10 Year Maintenance Plans, What’s the point?--------a "Solutions in Engineering" article
It can be frustrating when a large special levy is issued to cover unforeseen building maintenance costs. Especially when more in-depth planning would have meant that the cost was known and budgeted for. Increasingly Managers are putting a motion on every agenda to develop a 10 year maintenance plan no matter the size of the building.
Four compelling reasons to put a 10 year maintenance plan in place:
- User pays. If a person buys a unit and sells after six years the new owner who has not had the benefit of six years of use of the building is often charged a large special levy in the first or second year of ownership for items like painting, pool equipment and door motor replacement.
- Resale. The stories of contracts of sale falling over are more and more common as unit buyers, their search agent and conveyance solicitors become more aware of the liability attached to buildings with no funds in their maintenance fund account. There are a number of cases in the United States where new owners have sued previous owners, executive committees and managers for large unexpected and undisclosed liabilities for upcoming special levies. (See footnote)
- Finance. A new trend is for banks financing mortgages for unit purchases to request that strata building units for which they are providing finance have a properly funded maintenance fund. The largest lenders in the United States, Fannie Mae and Freddie Mac, will not lend to unit buyers if the strata building does not have a fully funded maintenance fund budget.
- Saving Money. When sufficient funds are in a maintenance account then maintenance is not delayed. The conversation at the AGM is about which contractor to use and which colour rather than where do we find the money. The delaying of maintenance is often very costly, an example of this is painting. When painting is left more than 7-9 years it will start to break away from the surface it is adhered to and what was originally a repaint can easily turn into a full scrape back to the bare surface and paint job. The cost is often 300% more than painting a stable surface at the right time.
What does the legislation say?
Recent amendments to the Owners Corporations Act create a series of "Tiers" based on the number of units in the complex. 34 Union Street will be a Tier 2 Owners Corporation with the requirement for a mandatory Maintenance Plan and Fund.
Under the provisions of the Owners Corporation Act 2006 all prescribed buildings are required to prepare a maintenance plan for the property. The plan must contain and set out:
- the major capital items anticipated to require repair and replacement within the next 10 years; and
- the present condition or state of repair of those items; and
- when those items or components of those items will need to be repaired or replaced; and the estimated cost of the repair and replacement of those items or components; and the expected life of those items or components once repaired or replaced; and
- any other prescribed information.
A 10 year maintenance plan will ensure a fair user pays system, save money in the long run and prevent large special levies.

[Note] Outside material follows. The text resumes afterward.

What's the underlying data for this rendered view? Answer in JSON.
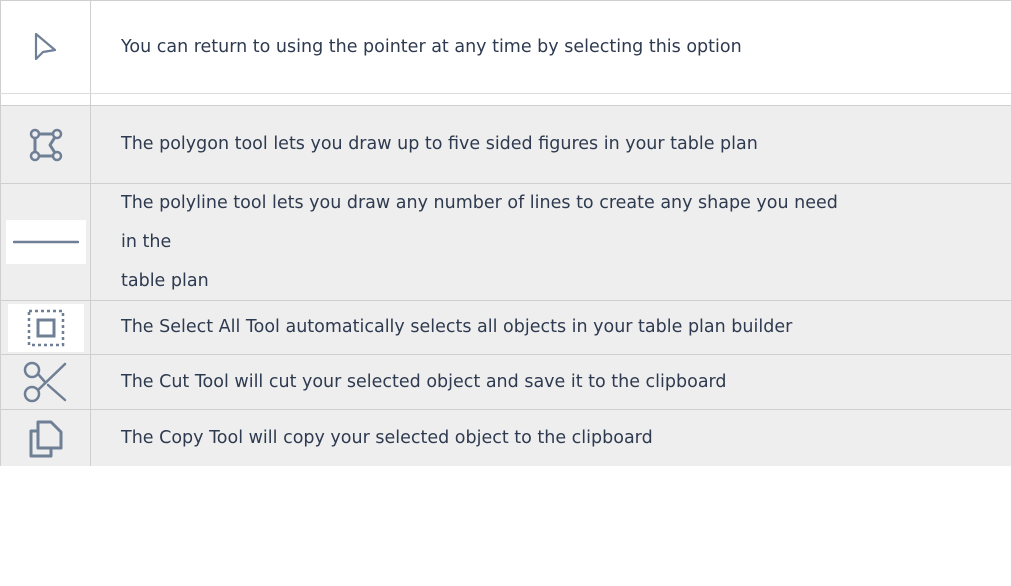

It may, in the near future, affect an owner’s ability to sell a unit and get finance.
Poorly maintained properties can often pose a higher health and safety risk as well as spend a higher time on the market and often a lower sale price.
AHB Note: During my enquiries I found suggestions of increasing litigation in Australia concerning these matters. I approached a couple of legal firms to get something of substance with no success about numbers or names but confirmation that there was much activity.